Waar moeten de scouts op letten?
‘We hebben in ieder geval vastgelegd in welke formatie NEC het best kan spelen. Daarvoor zoeken we spelers die met zowel 4-3-3 als 4-4-2 overweg kunnen, zeg maar de multi-functionele voetballers. Een rechtermiddenvelder moet ook als hangende rechtsbuiten kunnen functioneren. De betere spelers kunnen vaak op meer dan één positie uit de voeten. Daarnaast letten we op fysieke gesteldheid, het taktisch inzicht en de techniek. Het mentale gedeelte is voor een scout lastiger te beoordelen. Eerste prioriteit ligt bij Nederlandse spelers, maar we  richten onze pijlen tegenwoordig ook op Scandinavië en ook Tsjechië en Slowakije zijn interessant. De samenwerking met MTK Budapest is intussen welbekend. Je moet daar contactpersonen vinden, die voor ons naar wedstrijden kijken of ons tips geven. Dan krijg je langzamerhand steeds meer informatie binnen, die je vervolgens weer filtert naar je eigen wensen. Het is ook veel afstrepen van namen. Uiteindelijk moet je ontzettend veel wedstrijden bezocht hebben om een paar spelers binnen te halen, heb ik al gemerkt. Ons uitgangspunt is dat alle betrokken clubmensen bij NEC iets van een speler gezien hebben voordat we beslissen om hem te benaderen. Dat lukt niet altijd vanwege de dynamiek van de sport. Zo hebben we Vadocz aangetrokken op basis van DVD-beelden en gesprekken met kenners. Tijd om hem zelf te bekijken hadden we niet meer. Daarbij hebben we wel kunnen profiteren van onze contacten in Hongarije.’
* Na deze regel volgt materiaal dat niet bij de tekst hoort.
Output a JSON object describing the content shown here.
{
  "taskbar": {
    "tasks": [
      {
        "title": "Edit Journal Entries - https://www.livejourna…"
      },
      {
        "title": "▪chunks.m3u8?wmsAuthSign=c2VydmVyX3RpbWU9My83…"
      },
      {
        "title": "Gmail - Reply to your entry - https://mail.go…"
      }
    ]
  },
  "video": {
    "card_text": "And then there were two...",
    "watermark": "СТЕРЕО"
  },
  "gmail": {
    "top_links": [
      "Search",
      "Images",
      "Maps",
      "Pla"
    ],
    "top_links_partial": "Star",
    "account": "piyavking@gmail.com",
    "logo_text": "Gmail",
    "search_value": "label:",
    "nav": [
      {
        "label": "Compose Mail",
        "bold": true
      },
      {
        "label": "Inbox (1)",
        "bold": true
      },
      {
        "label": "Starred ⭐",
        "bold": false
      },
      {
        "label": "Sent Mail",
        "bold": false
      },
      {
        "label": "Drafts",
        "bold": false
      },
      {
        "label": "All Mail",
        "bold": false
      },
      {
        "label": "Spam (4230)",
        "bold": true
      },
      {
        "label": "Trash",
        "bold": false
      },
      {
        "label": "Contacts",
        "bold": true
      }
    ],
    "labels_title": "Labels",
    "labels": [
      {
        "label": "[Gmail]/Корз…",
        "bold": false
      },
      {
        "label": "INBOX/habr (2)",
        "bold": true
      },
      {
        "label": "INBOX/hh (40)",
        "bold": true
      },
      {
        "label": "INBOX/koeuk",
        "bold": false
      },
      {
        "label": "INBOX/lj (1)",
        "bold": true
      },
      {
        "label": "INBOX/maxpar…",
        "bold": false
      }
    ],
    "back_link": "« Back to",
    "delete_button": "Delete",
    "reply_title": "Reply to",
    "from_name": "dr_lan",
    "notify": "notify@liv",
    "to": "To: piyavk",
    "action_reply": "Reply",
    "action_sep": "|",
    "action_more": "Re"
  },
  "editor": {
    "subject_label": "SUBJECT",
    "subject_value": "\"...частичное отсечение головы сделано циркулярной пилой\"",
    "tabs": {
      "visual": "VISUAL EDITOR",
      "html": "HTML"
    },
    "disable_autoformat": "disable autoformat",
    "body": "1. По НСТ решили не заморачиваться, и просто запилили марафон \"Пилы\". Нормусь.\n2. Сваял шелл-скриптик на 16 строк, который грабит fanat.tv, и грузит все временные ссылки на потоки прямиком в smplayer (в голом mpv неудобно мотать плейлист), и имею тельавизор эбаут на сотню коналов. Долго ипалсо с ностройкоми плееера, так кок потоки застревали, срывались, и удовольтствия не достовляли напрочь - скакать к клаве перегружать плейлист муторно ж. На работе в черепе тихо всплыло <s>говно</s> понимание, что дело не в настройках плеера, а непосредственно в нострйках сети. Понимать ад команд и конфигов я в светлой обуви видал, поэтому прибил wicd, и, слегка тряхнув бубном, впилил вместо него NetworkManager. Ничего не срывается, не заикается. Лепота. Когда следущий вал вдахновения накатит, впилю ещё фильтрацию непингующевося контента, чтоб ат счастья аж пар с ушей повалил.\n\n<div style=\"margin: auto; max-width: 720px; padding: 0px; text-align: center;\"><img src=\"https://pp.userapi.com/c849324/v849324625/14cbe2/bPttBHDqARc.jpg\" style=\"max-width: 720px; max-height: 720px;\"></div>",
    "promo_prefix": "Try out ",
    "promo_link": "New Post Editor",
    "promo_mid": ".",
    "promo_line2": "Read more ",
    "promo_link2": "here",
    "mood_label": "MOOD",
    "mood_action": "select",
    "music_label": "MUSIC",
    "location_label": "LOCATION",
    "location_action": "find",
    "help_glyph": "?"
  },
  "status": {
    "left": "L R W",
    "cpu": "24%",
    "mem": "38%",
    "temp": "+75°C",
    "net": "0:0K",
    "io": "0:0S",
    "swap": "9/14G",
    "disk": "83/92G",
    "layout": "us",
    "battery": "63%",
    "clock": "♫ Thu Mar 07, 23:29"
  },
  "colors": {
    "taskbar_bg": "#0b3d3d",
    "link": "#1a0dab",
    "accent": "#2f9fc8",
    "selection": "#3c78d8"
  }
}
NEC werkt samen met MTK Budapest. Wat zijn de afspraken?
‘Je moet een onderscheid maken tussen de club MTK en het voetbalinternaat. Dat internaat is eigendom van een particuliere investeerder en leidt zo’n veertig jongens op per jaar. Ze trainen en leren daar zeven dagen per week. De meeste van hen spelen in jeugdelftallen van MTK en een paar zelfs bij Liverpool, waarmee het internaat ook een samenwerkingsverband heeft. NEC zou plaats kunnen bieden aan jongens die onder het niveau Liverpool zitten. Adam Hrepka was daarvan de eerste, maar hij heeft het jammer genoeg niet gered. Toch willen we hiermee doorgaan, omdat ik gezien heb dat het internaat een aantal heel talentvolle spelers opleidt. Komend voorjaar wil ik in Budapest verder praten over hoe we deze samenwerking kunnen voortzetten.’

Daarnaast heb je kennis gemaakt met de wondere wereld der makelaars.
‘Tja, je hebt ze toch nodig, want ze beschikken over veel informatie en spelers. Ik probeer me voor zoveel mogelijk makelaars open te stellen. Na verloop van tijd pik je de betere en betrouwbare er wel uit op grond van je ervaringen en daar werk je dan meer mee samen. Ik heb zelf in de automatisering gezien dat velen zich in de branche storten zolang de bomen tot in de hemel groeien. Als het dan eens minder gaat, blijven de sterken over. Met een paar jaar zie ik hetzelfde aankomen in de voetbalwereld.’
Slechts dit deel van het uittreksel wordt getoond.